I’m not quite myself these days / Guess we all come undone time to time in different ways / Well, I have myself to blame. / Guess I don’t understand, I need help in many ways.

God’s got a plan for me / Well, I’m gonna tell you one thing: / I don’t got the patience or the time! / What can I say? / I’m no angel, / I’m not forsaken, / But I can bleed!

Whibley gaba os talentos dos colegas da banda, que já sofreu diversas vicissitudes na sua composição, ao longo dos anos, mas que agora conta com mais dois membros da formação mais antiga, Dave Baksh e Jason McCaslin. Introduz “War”, o primeiro single do novo álbum, que diz ser sobre a família, a família Sum 41, e nós, motherfuckers, que o ajudámos a ultrapassar as cenas e o trouxemos de novo aos palcos. Faz-se uma espécie de fim de primeiro acto com o clássico “Motivation” a fechar a primeira quase dúzia de canções e o público em coro.

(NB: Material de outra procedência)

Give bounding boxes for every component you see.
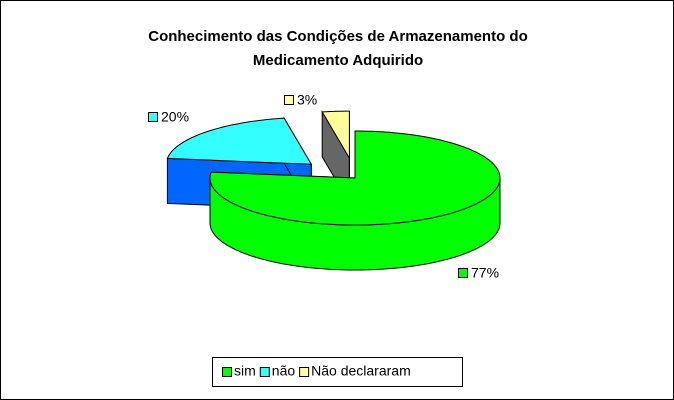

Grab the Devil by the Horns and Fuck Him Up the Ass” é um nome comprido e uma música de um álbum de actuações ao vivo da banda, Go Chuck Yourself (2005) e contém um excerto de Crazy Train de Ozzy Osbourne. Enquanto tocava, enche-se automaticamente um insuflável gigante no palco de um diabo a fazer piretes. Eu sei, rolamos todos os olhos, mas a verdade é que estávamos demasiado lançados para objectar. Ainda aí viriam “We’re All to Blame”, “Walking Disaster” e “Makes no Difference”. Pelo meio, Whibley lança acenos e beijos em todas as direcções, chama-nos “beautiful motherfuckers”, são lançados balões e bolas gigantes para o público, e em “With Me”, tal como a como a canção pede, Whibley aparece no meio do público, que – convenhamos – também foi bastante dedicado em coros, mãos no ar, lanternas de telemóvel e um mosh saudável “Let’s keep this thing moving”-, haveria Whibley de pedir – “I though you motherfuckers might be tired but you’re still moving. And you’re still loud!”. Temos ainda direito a um solo de bateria de Frank Zummo no momento Whiplash da noite, uma cover de “We Will Rock” dos Queen, e os imprescindíveis “Still Waiting” e “Into Deep” a fechar em festa com o coro do público a sobrepor-se, e a plateia em ondas.

Claro que Whibley haveria de voltar ao palco para um encore, sentado ao piano, falando-nos de uma “Reason to Believe” (haja uma), embora a “Pieces” não tenha corrido maravilhosamente (uma guitarra mal afinada ou uma coluna com problemas, não percebi) e isso até fosse importante. “Welcome to Hell” (ele insiste, mas até tem razão) e o festivo “Fatlip” a terminar o primeiro encore – se considerarmos que o facto de a banda ter voltado ao palco com perucas, como costuma fazer, para manter vivo o alter-ego “Pain for Pleasure” se qualifica como segundo encore.

Banda e público – foi tudo o que poderíamos ter esperado há 10 anos atrás, e mais que bastante para nos aquecer o coração, fazer esboçar um sorriso e queimar calorias. 10 anos depois, já adultos cinzentões e parte do sistema. Fuck that.